For a vision system to be successful it really helps if the environment is tightly constrained. Put the part you’re looking at in exactly the same place and with exactly the same orientation every time, and whatever you do, keep total control over the lighting. Achieve this and you have a fighting chance, even though you still have to contend with part-to-part and batch-to-batch variation, temperature fluctuations, dirt and gradual decline in light output. (I could go on, but you get the idea.)
I was reminded of this a few weeks back when a chatty salesman told me a - probably apocryphal - tale about an installation his colleague had been involved with.
The application team had thought about controlling ambient light, so they put the system in a box. Of course, the object under inspection, (let’s call it “the part,”) had to be passed in and out of the box, so it had some rather large holes cut in the sides. It didn’t seem that this would be a problem because the box was as big as the floor space provided by Engineering would permit, and overhead lighting in a plant, almost by definition, points downwards.
Well the installation team arrived on site around midday, and as they were setting up the system they noticed the generously proportioned skylights in the roof.

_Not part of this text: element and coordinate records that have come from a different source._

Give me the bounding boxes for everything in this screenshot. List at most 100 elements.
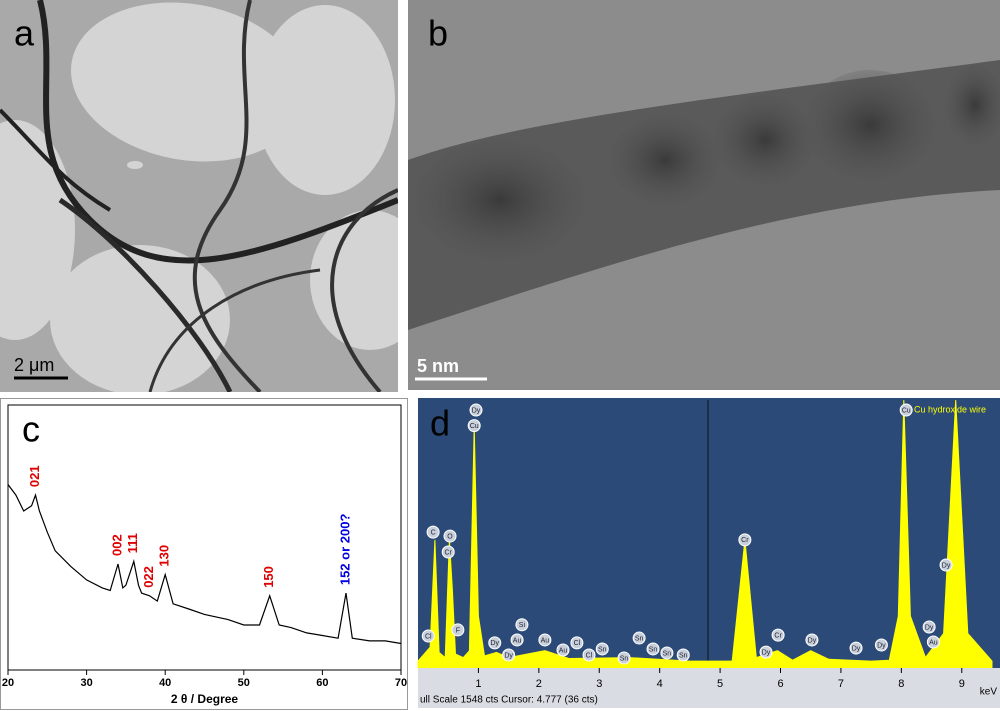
element-label: O <box>447 533 453 540</box>
element-label: Dy <box>942 562 951 569</box>
element-marker <box>556 643 570 657</box>
element-marker <box>582 648 596 662</box>
element-marker <box>426 525 440 539</box>
element-marker <box>646 642 660 656</box>
element-marker <box>469 403 483 417</box>
element-label: Cl <box>586 652 593 659</box>
element-label: Au <box>559 647 568 654</box>
x-tick-label: 60 <box>316 677 328 689</box>
element-marker <box>849 641 863 655</box>
spectrum-title: Cu hydroxide wire <box>914 404 986 414</box>
element-label: F <box>456 627 460 634</box>
x-tick-label: 30 <box>80 677 92 689</box>
element-label: Au <box>541 637 550 644</box>
element-label: Cu <box>902 407 911 414</box>
x-tick-label: 4 <box>657 678 663 690</box>
element-marker <box>939 558 953 572</box>
element-marker <box>805 633 819 647</box>
element-marker <box>467 419 481 433</box>
x-axis-label: 2 θ / Degree <box>171 692 239 706</box>
element-label: Dy <box>925 624 934 631</box>
element-marker <box>421 629 435 643</box>
element-marker <box>570 636 584 650</box>
element-label: Dy <box>472 407 481 414</box>
element-label: Cr <box>445 549 453 556</box>
peak-label: 002 <box>109 534 124 556</box>
panel-label: d <box>430 403 450 444</box>
x-tick-label: 5 <box>717 678 723 690</box>
element-marker <box>443 529 457 543</box>
element-label: Sn <box>663 650 672 657</box>
element-marker <box>488 636 502 650</box>
element-label: Dy <box>808 637 817 644</box>
element-marker <box>632 631 646 645</box>
scale-bar-label: 5 nm <box>417 356 459 376</box>
element-marker <box>502 648 516 662</box>
element-label: Cr <box>774 632 782 639</box>
panel-b-image <box>408 0 1000 390</box>
element-marker <box>922 620 936 634</box>
element-label: Sn <box>635 635 644 642</box>
x-tick-label: 70 <box>395 677 407 689</box>
element-marker <box>441 545 455 559</box>
element-marker <box>515 618 529 632</box>
element-label: Dy <box>504 652 513 659</box>
element-marker <box>451 623 465 637</box>
element-label: Cl <box>425 633 432 640</box>
element-marker <box>759 645 773 659</box>
peak-label: 152 or 200? <box>337 514 352 586</box>
element-marker <box>899 403 913 417</box>
element-marker <box>660 646 674 660</box>
element-label: Dy <box>877 642 886 649</box>
element-label: Cl <box>574 640 581 647</box>
element-marker <box>771 628 785 642</box>
element-label: Sn <box>679 652 688 659</box>
element-marker <box>874 638 888 652</box>
element-label: Sn <box>598 646 607 653</box>
x-tick-label: 8 <box>898 678 904 690</box>
x-tick-label: 9 <box>959 678 965 690</box>
element-marker <box>510 633 524 647</box>
element-label: Sn <box>649 646 658 653</box>
panel-label: c <box>22 409 40 450</box>
peak-label: 150 <box>261 566 276 588</box>
peak-label: 130 <box>157 545 172 567</box>
peak-label: 021 <box>27 465 42 487</box>
x-tick-label: 1 <box>475 678 481 690</box>
x-tick-label: 50 <box>238 677 250 689</box>
x-tick-label: 40 <box>159 677 171 689</box>
element-label: Cu <box>470 423 479 430</box>
element-marker <box>676 648 690 662</box>
element-label: Cr <box>741 537 749 544</box>
element-marker <box>595 642 609 656</box>
element-marker <box>738 533 752 547</box>
x-tick-label: 7 <box>838 678 844 690</box>
x-tick-label: 6 <box>777 678 783 690</box>
element-label: Au <box>513 637 522 644</box>
peak-label: 111 <box>125 533 140 553</box>
x-tick-label: 2 <box>536 678 542 690</box>
panel-label: b <box>428 13 448 54</box>
x-tick-label: 20 <box>2 677 14 689</box>
element-label: Au <box>929 639 938 646</box>
element-label: Dy <box>490 640 499 647</box>
panel-c-frame <box>0 398 408 710</box>
axis-strip <box>418 668 1000 708</box>
scale-bar-label: 2 μm <box>14 355 54 375</box>
x-axis-label: keV <box>980 687 998 698</box>
peak-label: 022 <box>141 566 156 588</box>
panel-label: a <box>14 13 35 54</box>
element-marker <box>617 651 631 665</box>
status-text: ull Scale 1548 cts Cursor: 4.777 (36 cts… <box>420 695 598 706</box>
plot-frame <box>7 404 402 671</box>
element-label: Dy <box>852 645 861 652</box>
element-label: Dy <box>762 649 771 656</box>
element-label: C <box>431 529 436 536</box>
element-marker <box>926 635 940 649</box>
element-marker <box>538 633 552 647</box>
xrd-curve <box>7 484 402 645</box>
element-label: Si <box>519 622 526 629</box>
panel-a-image <box>0 0 398 392</box>
element-label: Sn <box>620 655 629 662</box>
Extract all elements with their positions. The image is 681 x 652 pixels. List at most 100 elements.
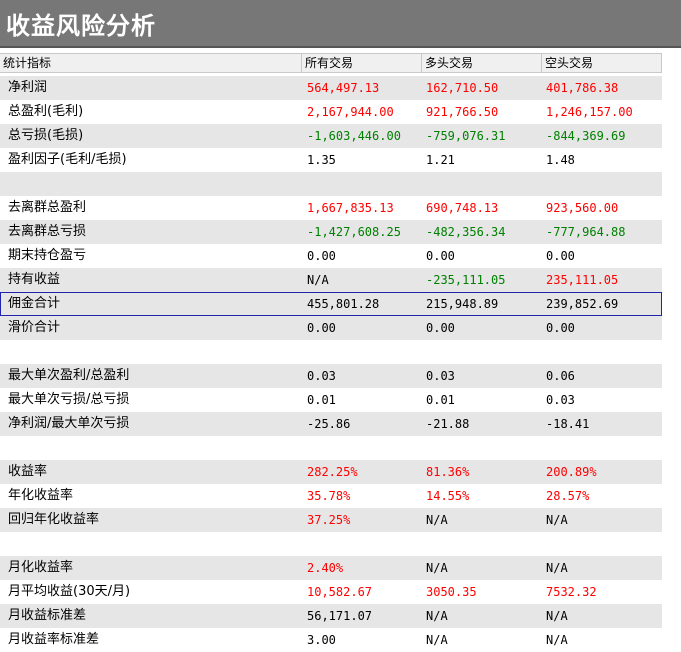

But the system was enclosed, so they concluded it would not be a problem.
Next morning the team got in around 7 and started up the system. This was a gauging application, and everything had been positioned and calibrated off-site, so they knew what measurements it should be reporting. Only it wasn’t.
Thinking the part had changed, they checked it carefully. Identical to the samples provided by the customer. Then they ran more parts. These were measured to be the right size. The problem had gone away.
Day three came, sign-off day. The team started in first thing by running more parts before the customer came down to check the performance. The size had shifted again.
I know you’re ahead of me here, so let’s cut to the chase. The morning sun, being low in the sky, was coming through the skylight and falling on the part as it sat inside the enclosure. In a way, the team was lucky; had they been installing at a different time of year it would have been the customer who found the problem, but probably only after producing a lot of “scrap.” Or if the vision system had been oriented differently the problem wouldn’t have happened at all, or not until the plant was next rearranged.
So here’s the moral of the story. In fact, two morals. Don’t make assumptions about the environment where your system will be deployed. Go, see for yourself, and then design accordingly. And second, expect the worst, and design for that. Even if the customer’s plant doesn’t have skylights, what if they move the machine to a new building? It happens all the time.
Plan for the worst, even though it’s okay to hope for the best.